Costa Roberto, Da Silva Kátia Regina, Rached Roberto, Martinelli Filho Martino, Carnevale Francisco César, Moreira Luiz Felipe Pinho, Stolf Noedir Antonio Groppo
Heart Institute (InCor) do Hospital das Clínicas da Faculdade de Medicina da Universidade de São Paulo, São Paulo, SP, Brazil.
Pacing Clin Electrophysiol. 2009 Mar;32 Suppl 1:S247-51. doi: 10.1111/j.1540-8159.2008.02295.x.
The incidence of venous lesions following transvenous cardiac device implantation is high. Previous implantation of temporary leads ipsilateral to the permanent devices, and a depressed left ventricular ejection fraction have been associated with an increased risk of venous lesions, though the effects of preventive strategies remain controversial. This randomized trial examined the effects of warfarin in the prevention of these complications in high-risk patients.

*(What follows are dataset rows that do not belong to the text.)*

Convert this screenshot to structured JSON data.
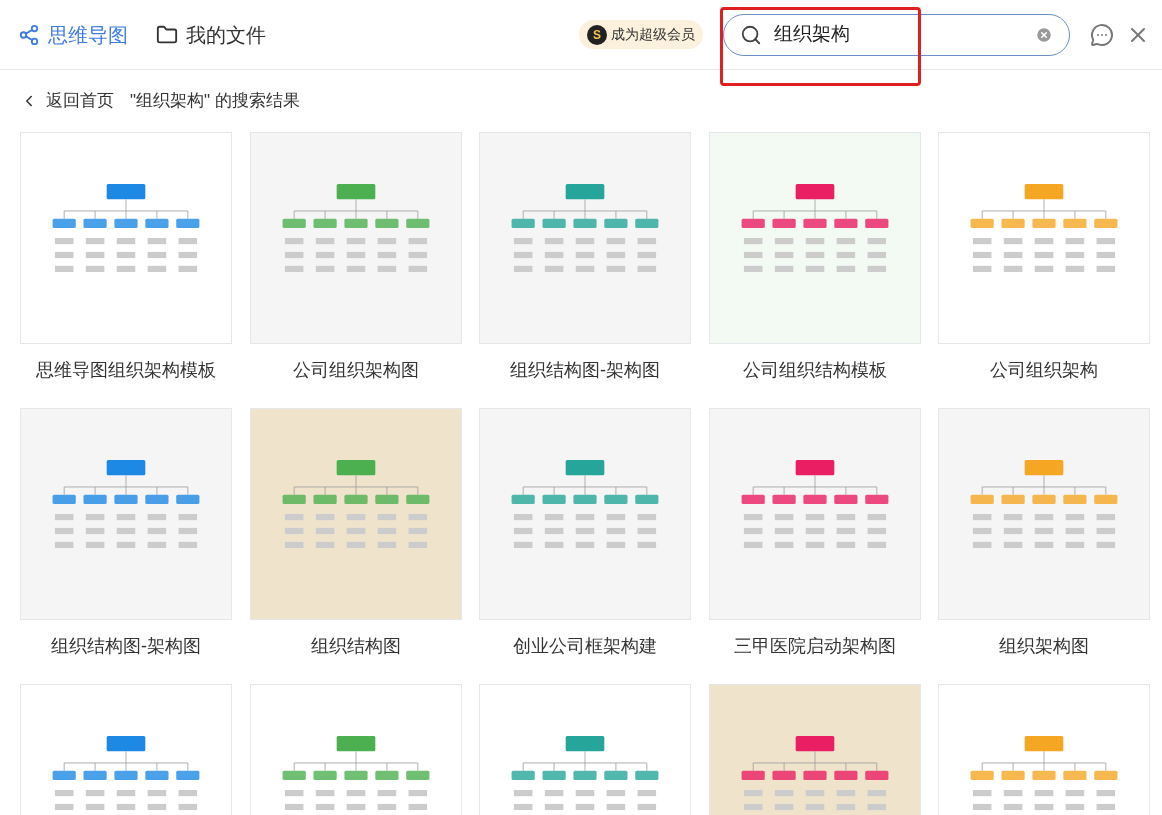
{
  "nav": [
    {
      "label": "思维导图",
      "selected": true,
      "kind": "mindmap"
    },
    {
      "label": "我的文件",
      "selected": false,
      "kind": "folder"
    }
  ],
  "vip_badge": {
    "label": "成为超级会员",
    "icon": "S"
  },
  "search": {
    "value": "组织架构",
    "highlighted": true
  },
  "breadcrumb": {
    "back": "返回首页",
    "result": "\"组织架构\" 的搜索结果"
  },
  "templates": [
    {
      "title": "思维导图组织架构模板",
      "color": "#ffffff"
    },
    {
      "title": "公司组织架构图",
      "color": "#f5f5f5"
    },
    {
      "title": "组织结构图-架构图",
      "color": "#f5f5f5"
    },
    {
      "title": "公司组织结构模板",
      "color": "#f3faf3"
    },
    {
      "title": "公司组织架构",
      "color": "#ffffff"
    },
    {
      "title": "组织结构图-架构图",
      "color": "#f5f5f5"
    },
    {
      "title": "组织结构图",
      "color": "#efe3cc"
    },
    {
      "title": "创业公司框架构建",
      "color": "#f5f5f5"
    },
    {
      "title": "三甲医院启动架构图",
      "color": "#f5f5f5"
    },
    {
      "title": "组织架构图",
      "color": "#f5f5f5"
    },
    {
      "color": "#ffffff"
    },
    {
      "color": "#ffffff"
    },
    {
      "color": "#ffffff"
    },
    {
      "color": "#efe3cc"
    },
    {
      "color": "#ffffff"
    }
  ]
}
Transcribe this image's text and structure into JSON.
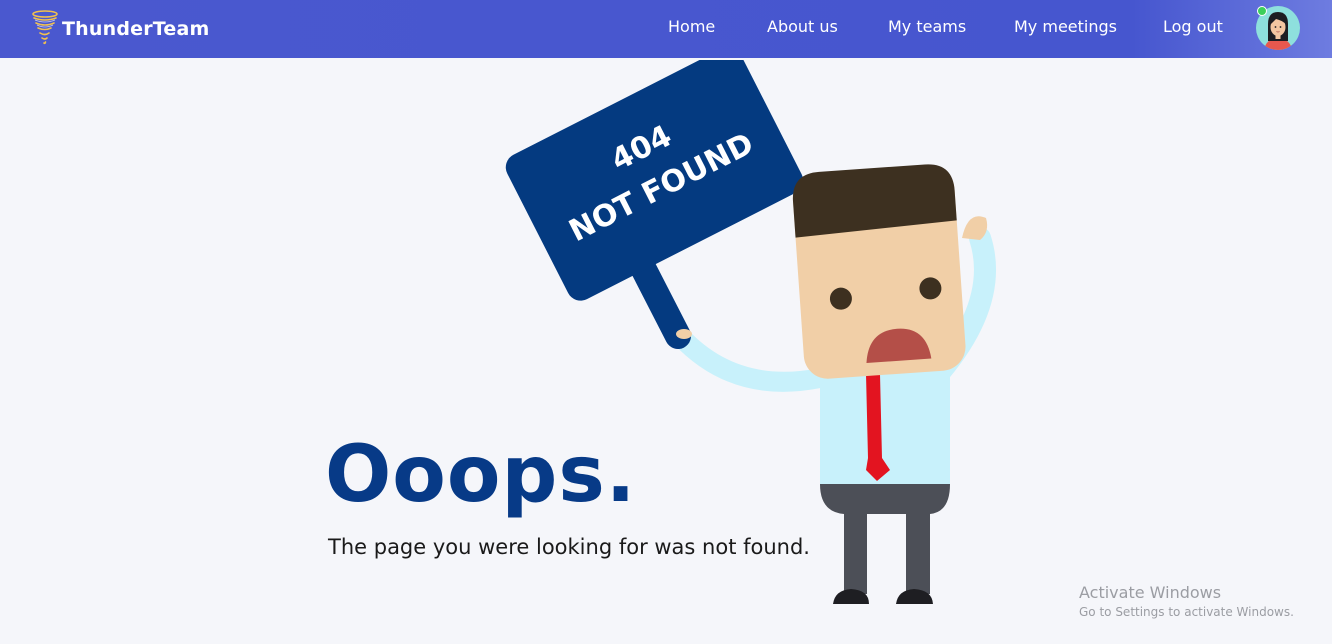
{
  "brand": {
    "name": "ThunderTeam",
    "logo_icon": "tornado-icon"
  },
  "nav": {
    "items": [
      {
        "label": "Home"
      },
      {
        "label": "About us"
      },
      {
        "label": "My teams"
      },
      {
        "label": "My meetings"
      },
      {
        "label": "Log out"
      }
    ],
    "avatar_icon": "user-avatar-icon",
    "status": "online"
  },
  "illustration": {
    "sign_code": "404",
    "sign_text": "NOT FOUND"
  },
  "error": {
    "title": "Ooops.",
    "message": "The page you were looking for was not found."
  },
  "watermark": {
    "title": "Activate Windows",
    "subtitle": "Go to Settings to activate Windows."
  },
  "colors": {
    "navbar": "#4656cf",
    "title": "#073a87",
    "sign": "#043a80",
    "background": "#f5f6fa",
    "status_online": "#3ccf5a"
  }
}
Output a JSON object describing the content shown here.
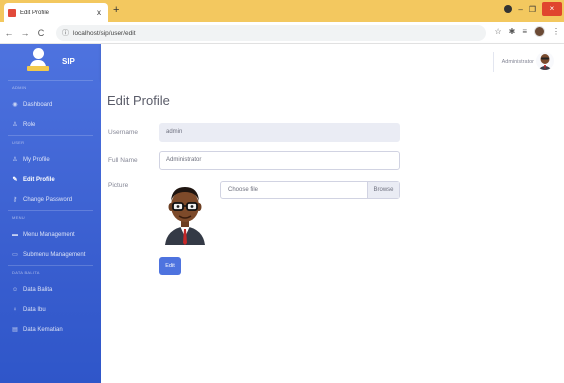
{
  "browser": {
    "tab_title": "Edit Profile",
    "tab_close": "x",
    "new_tab": "+",
    "url": "localhost/sip/user/edit",
    "win_min": "–",
    "win_max": "❐",
    "win_close": "×"
  },
  "sidebar": {
    "brand": "SIP",
    "sections": [
      {
        "heading": "ADMIN",
        "items": [
          {
            "label": "Dashboard",
            "icon": "dashboard-icon"
          },
          {
            "label": "Role",
            "icon": "user-icon"
          }
        ]
      },
      {
        "heading": "USER",
        "items": [
          {
            "label": "My Profile",
            "icon": "user-icon"
          },
          {
            "label": "Edit Profile",
            "icon": "user-edit-icon",
            "active": true
          },
          {
            "label": "Change Password",
            "icon": "key-icon"
          }
        ]
      },
      {
        "heading": "MENU",
        "items": [
          {
            "label": "Menu Management",
            "icon": "folder-icon"
          },
          {
            "label": "Submenu Management",
            "icon": "folder-open-icon"
          }
        ]
      },
      {
        "heading": "DATA BALITA",
        "items": [
          {
            "label": "Data Balita",
            "icon": "child-icon"
          },
          {
            "label": "Data Ibu",
            "icon": "female-icon"
          },
          {
            "label": "Data Kematian",
            "icon": "file-icon"
          }
        ]
      }
    ]
  },
  "topbar": {
    "user_name": "Administrator"
  },
  "main": {
    "title": "Edit Profile",
    "username_label": "Username",
    "username_value": "admin",
    "fullname_label": "Full Name",
    "fullname_value": "Administrator",
    "picture_label": "Picture",
    "file_placeholder": "Choose file",
    "browse_label": "Browse",
    "edit_button": "Edit"
  },
  "colors": {
    "primary": "#4e73df",
    "tabbar": "#f3c85f"
  }
}
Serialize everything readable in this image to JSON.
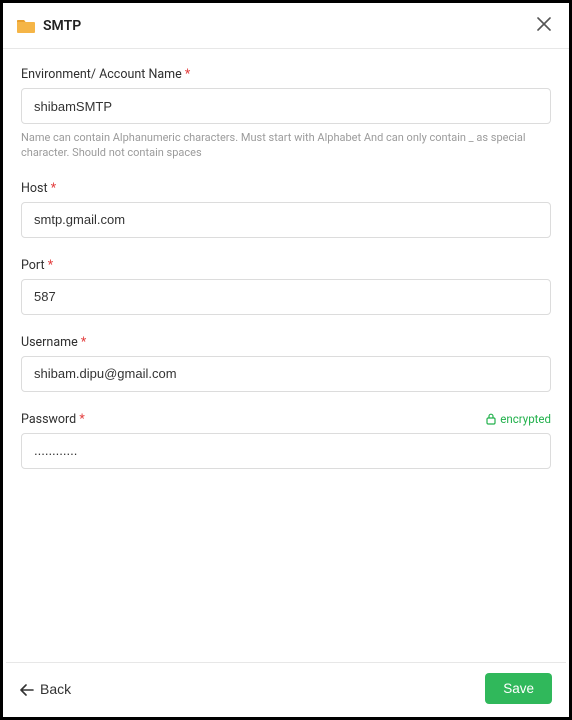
{
  "header": {
    "title": "SMTP"
  },
  "fields": {
    "env": {
      "label": "Environment/ Account Name",
      "value": "shibamSMTP",
      "helper": "Name can contain Alphanumeric characters. Must start with Alphabet And can only contain _ as special character. Should not contain spaces"
    },
    "host": {
      "label": "Host",
      "value": "smtp.gmail.com"
    },
    "port": {
      "label": "Port",
      "value": "587"
    },
    "username": {
      "label": "Username",
      "value": "shibam.dipu@gmail.com"
    },
    "password": {
      "label": "Password",
      "value": "............",
      "badge": "encrypted"
    }
  },
  "footer": {
    "back": "Back",
    "save": "Save"
  }
}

Between February 2004 and September 2007, we studied 101 adults who underwent a first cardiac device implantation, and who had a left ventricular ejection fraction < or =0.40, or a temporary pacing system ipsilateral to the permanent implant, or both. After device implantation, the patients were randomly assigned to warfarin to a target international normalized ratio of 2.0-3.5, or to placebo. Clinical and laboratory evaluations were performed regularly up to 6 months postimplant. Venous lesions were detected at 6 months by digital subtraction venography.
Venous obstructions of various degrees were observed in 46 of the 92 patients (50.0%) who underwent venography. The frequency of venous obstructions was 60.4% in the placebo, versus 38.6% in the warfarin group (P = 0.018), corresponding to an absolute risk reduction of 22% (relative risk = 0.63; 95% confidence interval = 0.013-0.42).
Warfarin prophylaxis lowered the frequency of venous lesions after transvenous devices implantation in high-risk patients.
经静脉心脏设备植入术后静脉病变的发生率很高。先前在与永久性设备同侧植入临时导线以及左心室射血分数降低与静脉病变风险增加有关,尽管预防策略的效果仍存在争议。这项随机试验研究了华法林在预防高危患者这些并发症方面的效果。
在2004年2月至2007年9月期间,我们研究了101名首次接受心脏设备植入的成年人,他们的左心室射血分数≤0.40,或在与永久性植入物同侧有临时起搏系统,或两者皆有。设备植入后,患者被随机分配接受华法林治疗,目标国际标准化比值为2.0 - 3.5,或接受安慰剂治疗。在植入后长达6个月的时间内定期进行临床和实验室评估。在6个月时通过数字减影静脉造影检测静脉病变。
在接受静脉造影的92名患者中,有46名(50.0%)观察到不同程度的静脉阻塞。安慰剂组静脉阻塞的发生率为60.4%,而华法林组为38.6%(P = 0.018),绝对风险降低22%(相对风险 = 0.63;95%置信区间 = 0.013 - 0.42)。
在高危患者中,华法林预防可降低经静脉设备植入术后静脉病变的发生率。